SOUTHFIELD, Mich. — Customer loyalty to automotive brands reached a 10-year high during the first quarter of 2015, according to analysis from market research firm IHS Automotive.

Brand loyalty during the first quarter was 52.8%, the firm reported. Several brands also experienced 10-year highs in loyalty rates, including Chevrolet, GMC, Infiniti, Jeep, Land Rover, Lexus, Lincoln, Mazda, Mitsubishi, Nissan, Porsche, Subaru and Volvo. Key drivers of these record results include a number of factors, said Tom Libby, manager of automotive loyalty and industry analysis at IHS Automotive.

“The increased number of different models within brands makes it easier for households that may need a different type of vehicle to maintain their loyalty,” Libby said. “In addition, the increased popularity of leasing since the downturn has helped significantly as lessees are consistently more brand loyal compared to retail owners.”

The number of models available in the U.S. market increased by 33, or 12%, from 2005 to 2015 — with much of that gain being driven by several luxury brands. The expanding model lines are providing customers returning to market with a greater number of choices, increasing the probability they will remain brand loyal.

Leasing, which is higher than at any point this decade, is another driver. It has rebounded from its decade low of 13.9% of the market in 2005 to 22.5% of the market so far in 2015 — a near 62% increase. Based on new-vehicle registrations analyzed by IHS Automotive, 24 of 32 segments reviewed had an increase in lease penetration over the decade.

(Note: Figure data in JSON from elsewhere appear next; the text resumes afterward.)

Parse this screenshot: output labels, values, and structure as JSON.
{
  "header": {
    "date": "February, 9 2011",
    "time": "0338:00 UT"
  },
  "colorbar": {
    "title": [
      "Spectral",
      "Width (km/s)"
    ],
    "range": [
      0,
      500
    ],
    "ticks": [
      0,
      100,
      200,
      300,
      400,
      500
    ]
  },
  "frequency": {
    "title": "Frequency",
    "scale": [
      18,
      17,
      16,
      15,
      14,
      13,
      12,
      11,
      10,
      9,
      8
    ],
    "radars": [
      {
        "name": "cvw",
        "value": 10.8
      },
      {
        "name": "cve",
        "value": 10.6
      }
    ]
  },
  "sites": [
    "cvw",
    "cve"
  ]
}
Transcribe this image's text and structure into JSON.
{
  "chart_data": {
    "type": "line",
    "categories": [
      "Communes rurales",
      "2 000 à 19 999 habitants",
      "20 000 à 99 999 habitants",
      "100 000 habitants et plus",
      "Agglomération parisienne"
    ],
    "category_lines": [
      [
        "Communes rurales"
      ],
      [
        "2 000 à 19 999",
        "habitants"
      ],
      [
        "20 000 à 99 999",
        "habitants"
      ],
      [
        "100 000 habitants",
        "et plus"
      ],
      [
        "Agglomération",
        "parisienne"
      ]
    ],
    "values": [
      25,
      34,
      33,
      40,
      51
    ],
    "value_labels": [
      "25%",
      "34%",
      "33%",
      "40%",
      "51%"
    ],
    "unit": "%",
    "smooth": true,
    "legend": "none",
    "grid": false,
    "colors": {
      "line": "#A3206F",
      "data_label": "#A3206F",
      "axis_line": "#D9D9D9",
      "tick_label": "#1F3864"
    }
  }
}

“In several vehicle segments, there have been increases in leasing penetration of more than 20 percentage points,” IHS said in its report. “This leasing trend is due, in part, to greater cooperation between OEM captive finance arms and their operating divisions.”

Other contributors to higher loyalty rates include improved vehicle quality, which is keeping consumers happy with their vehicle choice over time. The improved quality is also driving up loyalty while pushing defection rates lower. Marketers also are aware that it is more cost effective to retain a customer than to conquest one, which is why OEMs are placing a greater focus on loyalty and customer satisfaction over time.

Consumers who returned to market for a new vehicle after driving brands that have been discontinued, such as Pontiac, Hummer, Mercury and Saturn, also account for some of the uptick in loyalty. Based on the IHS analysis, the number of households returning to market who had a discontinued brand in the garage has declined by 49% from 2010 to 123,388 in 2014.

OEMs are seeing the benefits from their efforts in vehicle content, expanded product lines and financing offerings to retain their customers. “While OEMs are experiencing increased retention, it's critical that they also continue their conquesting activities in order to compensate for the normal churn in their customer base,” IHS noted. “In 2014, most brands lost more customers than they kept.

“In addition, conquesting owners of competitive products will only get more difficult as the share of defectors declines,” the research firm added. “Product, marketing and financing actions will take on additional importance as brands attempt to conquest competitive owners. More specifically, among other things, understanding ownership life cycles, including the ability to predict which customers will return to market - and when - will be key competitive advantages moving forward.”